That makes a scary amount of sense, Theo.
Buffy ,'Dirty Girls'
Natter 69: Practically names itself.
Off-topic discussion. Wanna talk about corsets, duct tape, or physics? This is the place. Detailed discussion of any current-season TV must be whitefonted.
Dark Brownies. They're the Dark Elf equivalent of regular helpful Brownies -- they actually bring in the trash from other houses to mess yours up....
I'm convinced -- convinced, I say! -- that people break in to our house during the day (which is not so funny any more, based on my neighborhood's new trend of crime) and cook food and eat it off our dishes and then leave the dirty dishes in our sink. But here's the kicker: the amount of food in our fridge stays the same, so I can only assume the dirty-dish-criminals BRING THEIR OWN FOOD, prepare it in OUR dishes, and eat it from OUR dishes. Otherwise, if they were eating our food, the fridge would empty out. But it doesn't! So CLEARLY they are bringing their own food for the sole purpose of dirtying up all our dishes.
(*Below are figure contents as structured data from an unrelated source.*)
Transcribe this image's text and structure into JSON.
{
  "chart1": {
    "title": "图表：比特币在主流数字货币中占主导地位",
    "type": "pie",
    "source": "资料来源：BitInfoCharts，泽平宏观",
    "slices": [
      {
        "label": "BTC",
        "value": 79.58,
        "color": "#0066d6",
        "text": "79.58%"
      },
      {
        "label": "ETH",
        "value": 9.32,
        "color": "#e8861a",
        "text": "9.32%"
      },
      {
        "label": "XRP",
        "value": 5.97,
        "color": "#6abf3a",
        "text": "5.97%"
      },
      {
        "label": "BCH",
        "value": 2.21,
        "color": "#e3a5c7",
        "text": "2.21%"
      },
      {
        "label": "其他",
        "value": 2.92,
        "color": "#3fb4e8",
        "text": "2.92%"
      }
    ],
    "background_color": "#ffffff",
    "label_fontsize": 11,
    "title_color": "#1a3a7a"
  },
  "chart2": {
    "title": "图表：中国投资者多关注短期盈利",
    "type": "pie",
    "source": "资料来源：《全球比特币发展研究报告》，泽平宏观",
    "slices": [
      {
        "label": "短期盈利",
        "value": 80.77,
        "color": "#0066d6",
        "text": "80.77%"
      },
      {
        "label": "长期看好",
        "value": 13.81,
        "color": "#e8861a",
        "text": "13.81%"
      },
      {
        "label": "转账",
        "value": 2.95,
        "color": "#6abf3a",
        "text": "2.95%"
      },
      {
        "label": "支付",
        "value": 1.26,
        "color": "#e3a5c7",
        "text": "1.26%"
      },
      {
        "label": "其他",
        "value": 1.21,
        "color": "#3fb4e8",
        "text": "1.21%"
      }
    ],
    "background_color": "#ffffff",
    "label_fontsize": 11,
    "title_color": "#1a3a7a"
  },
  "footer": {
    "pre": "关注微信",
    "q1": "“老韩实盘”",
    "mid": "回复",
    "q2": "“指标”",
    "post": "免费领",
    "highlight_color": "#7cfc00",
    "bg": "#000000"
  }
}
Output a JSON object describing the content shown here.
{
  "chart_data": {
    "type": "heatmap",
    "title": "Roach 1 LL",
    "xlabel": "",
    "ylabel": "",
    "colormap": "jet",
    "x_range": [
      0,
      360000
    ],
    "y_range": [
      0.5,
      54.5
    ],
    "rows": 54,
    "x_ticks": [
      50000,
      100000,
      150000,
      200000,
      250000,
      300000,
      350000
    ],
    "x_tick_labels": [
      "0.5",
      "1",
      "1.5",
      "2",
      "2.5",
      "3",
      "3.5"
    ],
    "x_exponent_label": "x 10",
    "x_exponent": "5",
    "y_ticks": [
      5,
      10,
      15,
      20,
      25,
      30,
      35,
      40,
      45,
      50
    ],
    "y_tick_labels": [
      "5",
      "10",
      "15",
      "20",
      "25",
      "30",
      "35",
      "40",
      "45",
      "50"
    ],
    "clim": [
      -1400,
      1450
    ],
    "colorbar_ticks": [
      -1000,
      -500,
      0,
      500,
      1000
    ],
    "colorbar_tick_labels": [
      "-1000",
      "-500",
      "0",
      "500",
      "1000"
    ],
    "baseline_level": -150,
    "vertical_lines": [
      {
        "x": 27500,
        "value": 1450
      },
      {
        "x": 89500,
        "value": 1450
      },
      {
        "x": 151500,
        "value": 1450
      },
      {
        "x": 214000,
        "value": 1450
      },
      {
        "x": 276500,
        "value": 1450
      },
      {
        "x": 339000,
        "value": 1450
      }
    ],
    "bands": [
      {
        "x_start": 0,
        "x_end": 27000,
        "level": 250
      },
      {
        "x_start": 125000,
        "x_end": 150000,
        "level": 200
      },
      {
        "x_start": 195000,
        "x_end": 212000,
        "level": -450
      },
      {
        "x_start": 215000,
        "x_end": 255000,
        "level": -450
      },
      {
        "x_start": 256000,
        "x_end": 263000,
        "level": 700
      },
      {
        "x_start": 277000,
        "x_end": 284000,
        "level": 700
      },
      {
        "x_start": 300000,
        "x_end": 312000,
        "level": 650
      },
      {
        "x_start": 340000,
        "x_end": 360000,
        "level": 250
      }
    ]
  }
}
There can be NO OTHER EXPLANATION.
Sick, man. Just sick.
I've been cleaning. What am I supposed to do with bathing suits that I don't want anymore? Donating them seems kind of icky, but they're still in pretty good condition, so throwing them out seems wasteful.
Wash them and donate them, Hil.
Donated clothes have to be dried cleaned before they're resold anyway.
Really? OK. I'll add the bathing suits to my Goodwill pile. (Well, my Goodwill pile is now in the backseat of my car, because I'd meant to actually bring it to Goodwill yesterday, but I forgot. But from today's cleaning, I'm adding a raincoat, two pairs of boots, a sweater, a purse, and now about five bathing suits.)
"have to be" or "should be"? Because it would surprise if anything sold at our local Goodwill was cleaned in any way before being sold.
"have to be" or "should be"?
In California it's law. I don't know what the law is in other states.
A good law. I wish every state had it. (Well, I'd accept laundering in in hot water as an alternative.)
I've only haunted the Good Will shops in MA and PA, but I've never seen any pair of anything that struck me as dirty.
FWIW, if the clothing donation places get items that aren't usable or too worn, they send it on to cloth recycling and make money on it that way, so you can let them be the judge on stuff you're just not sure about.